Et le mauvais côté de cela, c'est que, si on dit: Bon, bien, cette personne-là qui était politicienne n'est pas la bonne... ? ma recherchiste me faisait le même commentaire... Est-ce qu'on va arriver à la même chose au niveau des policiers, au niveau des enquêtes de police? Il y a un ministre de la Sécurité publique, on sait très bien que le ministre n'est pas au courant de chacune des enquêtes et il n'a pas à s'ingérer dans les enquêtes, il ne s'ingère pas dans les enquêtes, il ne peut le faire, alors... Tu sais, il y a comme une réaction de dire: parce que c'est quelqu'un qui est nommé, qui est élu, quelqu'un nommé va avoir une plus grande indépendance, et, moi, ça ne me semble pas quelque chose qui est très évident. Et je me disais plutôt: pourquoi pas ne pas séparer d'ailleurs... entre le ministre de la Justice et le Procureur général... pourquoi pas avoir tout simplement un Procureur général qui, lui, est indépendant, qui a pour seule fonction d'être Procureur général, qui n'assiste pas au Conseil des ministres, qui est à l'écart de toute décision politique et qui est vraiment, lui, indépendant dans sa fonction, comme l'est, je vous dirais, dans une certaine limite, le président de l'Assemblée nationale? Et peut-être que là on va atteindre un degré d'indépendance, mais on ne sacrifiera pas l'imputabilité. Autrement dit, il sera tenu de répondre aux questions, il sera tenu de justifier les décisions.

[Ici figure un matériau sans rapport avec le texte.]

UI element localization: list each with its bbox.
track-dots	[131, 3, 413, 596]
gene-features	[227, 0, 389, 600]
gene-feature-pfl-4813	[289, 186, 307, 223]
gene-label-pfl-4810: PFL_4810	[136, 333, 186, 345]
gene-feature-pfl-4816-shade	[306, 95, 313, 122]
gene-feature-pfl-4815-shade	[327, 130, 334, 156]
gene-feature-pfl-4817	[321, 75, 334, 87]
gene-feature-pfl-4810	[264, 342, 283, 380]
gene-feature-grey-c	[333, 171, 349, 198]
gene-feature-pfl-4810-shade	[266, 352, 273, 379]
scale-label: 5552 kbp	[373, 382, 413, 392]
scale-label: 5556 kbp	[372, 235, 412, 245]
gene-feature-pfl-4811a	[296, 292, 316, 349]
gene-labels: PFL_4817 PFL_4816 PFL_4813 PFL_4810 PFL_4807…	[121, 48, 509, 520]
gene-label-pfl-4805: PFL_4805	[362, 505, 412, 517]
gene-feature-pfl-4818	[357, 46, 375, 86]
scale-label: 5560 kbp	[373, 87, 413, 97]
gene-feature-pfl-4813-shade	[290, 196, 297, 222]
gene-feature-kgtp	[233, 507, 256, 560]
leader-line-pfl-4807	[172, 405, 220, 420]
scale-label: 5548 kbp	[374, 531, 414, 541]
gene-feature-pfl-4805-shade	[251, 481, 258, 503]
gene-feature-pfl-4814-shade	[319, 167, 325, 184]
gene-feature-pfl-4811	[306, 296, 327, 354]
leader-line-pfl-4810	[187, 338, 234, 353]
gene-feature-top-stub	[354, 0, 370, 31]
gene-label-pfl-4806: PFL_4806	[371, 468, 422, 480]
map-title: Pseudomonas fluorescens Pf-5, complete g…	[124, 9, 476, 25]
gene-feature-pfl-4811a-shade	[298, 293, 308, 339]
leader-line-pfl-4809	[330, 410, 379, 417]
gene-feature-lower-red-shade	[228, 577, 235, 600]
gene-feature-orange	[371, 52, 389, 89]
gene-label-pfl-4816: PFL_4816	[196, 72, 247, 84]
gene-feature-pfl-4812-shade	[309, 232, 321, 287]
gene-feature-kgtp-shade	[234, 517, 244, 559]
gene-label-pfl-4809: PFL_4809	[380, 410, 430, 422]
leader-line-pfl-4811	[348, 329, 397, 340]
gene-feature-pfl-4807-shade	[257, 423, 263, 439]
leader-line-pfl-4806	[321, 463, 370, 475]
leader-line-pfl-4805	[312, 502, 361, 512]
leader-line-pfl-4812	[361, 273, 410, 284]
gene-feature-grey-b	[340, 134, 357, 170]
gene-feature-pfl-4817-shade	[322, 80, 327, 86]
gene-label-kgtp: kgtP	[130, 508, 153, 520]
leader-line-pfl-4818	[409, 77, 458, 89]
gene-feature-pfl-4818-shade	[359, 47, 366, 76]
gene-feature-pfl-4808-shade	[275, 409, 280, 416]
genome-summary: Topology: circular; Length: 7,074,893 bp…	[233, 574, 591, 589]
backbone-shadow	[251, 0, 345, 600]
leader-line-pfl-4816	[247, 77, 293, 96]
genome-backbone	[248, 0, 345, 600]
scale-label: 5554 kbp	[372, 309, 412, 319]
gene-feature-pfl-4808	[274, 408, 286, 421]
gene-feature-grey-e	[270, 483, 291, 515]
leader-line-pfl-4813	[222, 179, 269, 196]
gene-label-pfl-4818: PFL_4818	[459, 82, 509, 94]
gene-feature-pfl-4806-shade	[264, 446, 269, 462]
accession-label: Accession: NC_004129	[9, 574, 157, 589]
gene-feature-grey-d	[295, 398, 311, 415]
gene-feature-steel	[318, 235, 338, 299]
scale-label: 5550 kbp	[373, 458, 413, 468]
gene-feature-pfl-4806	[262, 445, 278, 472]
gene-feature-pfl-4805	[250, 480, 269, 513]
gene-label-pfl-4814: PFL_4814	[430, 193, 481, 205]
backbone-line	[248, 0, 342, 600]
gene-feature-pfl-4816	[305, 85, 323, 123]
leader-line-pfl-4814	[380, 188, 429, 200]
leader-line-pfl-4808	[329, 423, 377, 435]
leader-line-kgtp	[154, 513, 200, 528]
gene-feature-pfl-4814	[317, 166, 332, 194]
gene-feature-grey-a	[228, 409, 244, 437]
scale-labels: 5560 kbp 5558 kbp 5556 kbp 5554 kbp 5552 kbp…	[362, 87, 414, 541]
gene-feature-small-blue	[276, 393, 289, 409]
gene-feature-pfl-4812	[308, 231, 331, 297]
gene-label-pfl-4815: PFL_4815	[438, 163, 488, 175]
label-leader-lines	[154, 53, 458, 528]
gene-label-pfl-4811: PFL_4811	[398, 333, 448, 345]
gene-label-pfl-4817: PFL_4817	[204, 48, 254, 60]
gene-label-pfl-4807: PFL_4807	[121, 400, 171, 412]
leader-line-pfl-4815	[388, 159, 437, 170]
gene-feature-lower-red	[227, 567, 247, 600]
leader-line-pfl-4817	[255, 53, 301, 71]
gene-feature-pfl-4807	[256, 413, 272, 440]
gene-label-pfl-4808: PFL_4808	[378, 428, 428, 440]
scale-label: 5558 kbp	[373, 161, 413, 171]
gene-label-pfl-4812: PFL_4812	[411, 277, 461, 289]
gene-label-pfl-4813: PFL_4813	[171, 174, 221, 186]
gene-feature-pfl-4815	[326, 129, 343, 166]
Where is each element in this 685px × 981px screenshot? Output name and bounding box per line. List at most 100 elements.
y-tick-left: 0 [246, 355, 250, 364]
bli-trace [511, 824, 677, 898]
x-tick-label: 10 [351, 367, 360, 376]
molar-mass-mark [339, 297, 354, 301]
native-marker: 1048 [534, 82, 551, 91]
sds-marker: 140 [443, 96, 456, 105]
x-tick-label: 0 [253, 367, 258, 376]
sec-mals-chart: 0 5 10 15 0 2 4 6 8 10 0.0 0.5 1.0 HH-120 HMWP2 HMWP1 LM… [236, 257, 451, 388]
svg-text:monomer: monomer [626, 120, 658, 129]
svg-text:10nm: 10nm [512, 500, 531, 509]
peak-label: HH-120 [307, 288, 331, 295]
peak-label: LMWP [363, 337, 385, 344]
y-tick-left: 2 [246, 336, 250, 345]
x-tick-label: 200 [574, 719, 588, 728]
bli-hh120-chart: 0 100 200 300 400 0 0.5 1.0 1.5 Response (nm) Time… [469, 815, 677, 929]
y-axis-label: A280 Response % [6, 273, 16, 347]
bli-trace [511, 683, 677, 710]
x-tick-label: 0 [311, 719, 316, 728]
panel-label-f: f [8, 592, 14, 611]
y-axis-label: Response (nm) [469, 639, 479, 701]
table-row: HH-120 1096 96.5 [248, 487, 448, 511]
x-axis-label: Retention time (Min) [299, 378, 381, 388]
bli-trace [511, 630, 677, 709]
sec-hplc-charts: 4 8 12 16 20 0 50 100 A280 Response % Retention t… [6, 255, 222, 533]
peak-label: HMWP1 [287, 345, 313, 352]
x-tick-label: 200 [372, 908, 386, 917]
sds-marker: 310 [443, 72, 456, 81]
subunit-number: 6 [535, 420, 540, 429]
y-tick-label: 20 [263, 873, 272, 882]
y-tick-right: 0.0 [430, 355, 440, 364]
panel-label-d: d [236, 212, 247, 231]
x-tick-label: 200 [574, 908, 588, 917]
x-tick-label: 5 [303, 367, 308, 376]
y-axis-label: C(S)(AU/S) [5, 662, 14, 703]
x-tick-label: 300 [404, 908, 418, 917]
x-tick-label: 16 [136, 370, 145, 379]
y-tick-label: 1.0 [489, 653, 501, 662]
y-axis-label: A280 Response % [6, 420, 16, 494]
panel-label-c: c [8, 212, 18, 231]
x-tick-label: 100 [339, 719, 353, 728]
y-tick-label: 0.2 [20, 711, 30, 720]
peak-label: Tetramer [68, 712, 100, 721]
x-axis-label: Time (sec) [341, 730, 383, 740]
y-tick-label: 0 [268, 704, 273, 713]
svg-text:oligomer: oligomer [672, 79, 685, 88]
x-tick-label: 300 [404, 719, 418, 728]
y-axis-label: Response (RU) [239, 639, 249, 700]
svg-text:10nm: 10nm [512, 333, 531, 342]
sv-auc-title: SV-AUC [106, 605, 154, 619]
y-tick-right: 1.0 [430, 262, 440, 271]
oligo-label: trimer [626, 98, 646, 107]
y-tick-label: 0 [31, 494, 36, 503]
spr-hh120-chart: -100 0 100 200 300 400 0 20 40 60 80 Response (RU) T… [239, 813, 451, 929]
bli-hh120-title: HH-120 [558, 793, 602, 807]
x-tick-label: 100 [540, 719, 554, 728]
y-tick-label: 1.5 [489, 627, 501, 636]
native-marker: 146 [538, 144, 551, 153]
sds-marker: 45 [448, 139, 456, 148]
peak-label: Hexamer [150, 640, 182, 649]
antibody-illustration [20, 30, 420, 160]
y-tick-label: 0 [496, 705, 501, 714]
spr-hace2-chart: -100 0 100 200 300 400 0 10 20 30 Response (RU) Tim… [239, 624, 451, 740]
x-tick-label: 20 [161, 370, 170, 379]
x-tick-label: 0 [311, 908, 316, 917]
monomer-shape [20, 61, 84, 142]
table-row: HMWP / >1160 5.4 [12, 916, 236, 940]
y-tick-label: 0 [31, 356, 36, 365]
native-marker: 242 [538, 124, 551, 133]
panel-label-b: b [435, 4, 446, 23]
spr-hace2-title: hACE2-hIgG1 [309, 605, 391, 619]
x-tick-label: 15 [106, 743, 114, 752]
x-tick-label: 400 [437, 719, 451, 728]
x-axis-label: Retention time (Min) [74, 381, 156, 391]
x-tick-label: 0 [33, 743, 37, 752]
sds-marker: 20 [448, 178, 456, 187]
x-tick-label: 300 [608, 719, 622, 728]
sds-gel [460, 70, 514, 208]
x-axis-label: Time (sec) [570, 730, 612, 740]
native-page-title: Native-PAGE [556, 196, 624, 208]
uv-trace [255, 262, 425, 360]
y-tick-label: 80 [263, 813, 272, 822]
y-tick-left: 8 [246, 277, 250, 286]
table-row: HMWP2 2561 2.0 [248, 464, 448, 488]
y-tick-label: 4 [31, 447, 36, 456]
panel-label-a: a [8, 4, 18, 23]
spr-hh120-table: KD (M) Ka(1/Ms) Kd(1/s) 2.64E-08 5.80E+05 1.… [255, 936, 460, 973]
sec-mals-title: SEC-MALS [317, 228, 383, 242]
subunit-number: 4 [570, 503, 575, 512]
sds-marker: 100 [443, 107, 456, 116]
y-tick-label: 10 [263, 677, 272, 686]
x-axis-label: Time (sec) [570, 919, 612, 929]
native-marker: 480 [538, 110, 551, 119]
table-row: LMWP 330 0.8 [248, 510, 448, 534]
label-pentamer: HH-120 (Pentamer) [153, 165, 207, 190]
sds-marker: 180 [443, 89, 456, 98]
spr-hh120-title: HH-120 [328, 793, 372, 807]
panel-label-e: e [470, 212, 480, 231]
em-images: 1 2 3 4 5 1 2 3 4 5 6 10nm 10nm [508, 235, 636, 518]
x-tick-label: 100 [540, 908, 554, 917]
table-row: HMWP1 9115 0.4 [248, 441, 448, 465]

Alors, c'est un peu l'état de ma réflexion. Je voyais à quel point ce n'est pas simple, et j'ai peur qu'on aille... Vous le disiez tantôt, on ne répare pas ce qui n'est pas brisé. Moi, je me dis: Il n'y a pas beaucoup de choses, là, qui est brisé actuellement. Au contraire. Mais on apporte peut-être un remède à... un remède de cheval finalement à quelque chose qui ne mérite pas autant, je vous dirais, de mesures.

Mais, comme on est dans l'indépendance, je vais aller un peu plus loin avec vous, et je suis soucieux de cette indépendance, là. Sur l'appel des candidatures, j'en suis avec vous. Si on est pour le faire, moi, il faut y aller par appel de candidatures, c'est normal. Vous avez vu... la destitution simplement pour cause, est-ce que vous ne pensez pas, tout d'abord, que la destitution devrait faire l'objet d'une procédure particulière, si on veut lui accorder un réel degré d'indépendance? Est-ce que vous ne pensez pas même que la nomination de l'individu devrait être, comme il a été proposé au fédéral... faire l'objet d'ailleurs d'une commission où les gens pourraient lui poser des questions, voir quels sont ses degrés de connaissance, de compétence et d'indépendance? Est-ce que vous ne pensez pas que finalement le processus devrait être amélioré pour assurer cette plus grande indépendance?

M. Joncas (Rodrigue): Là encore, l'AQAAD ne s'est pas penchée sur cet aspect-là, et, à bien des égards, vous avez des préoccupations que je qualifierais ? et là je parle en mon nom personnel ? beaucoup plus politiques que juridiques ? avec beaucoup de respect, là ? et je les comprends. Je vous dirais que, là-dessus, pour avoir parcouru le document des débats...

M. Bédard: Mais je vais... simplement vous dire: Ce n'est pas... Vous savez, un processus de nomination, il n'y a rien de plus juridique que ça, là. D'ailleurs, l'ensemble des tribunaux sont souvent invalidés sur la nomination, alors... C'est dans ce sens-là.

M. Joncas (Rodrigue): Je référais à la première partie de votre intervention...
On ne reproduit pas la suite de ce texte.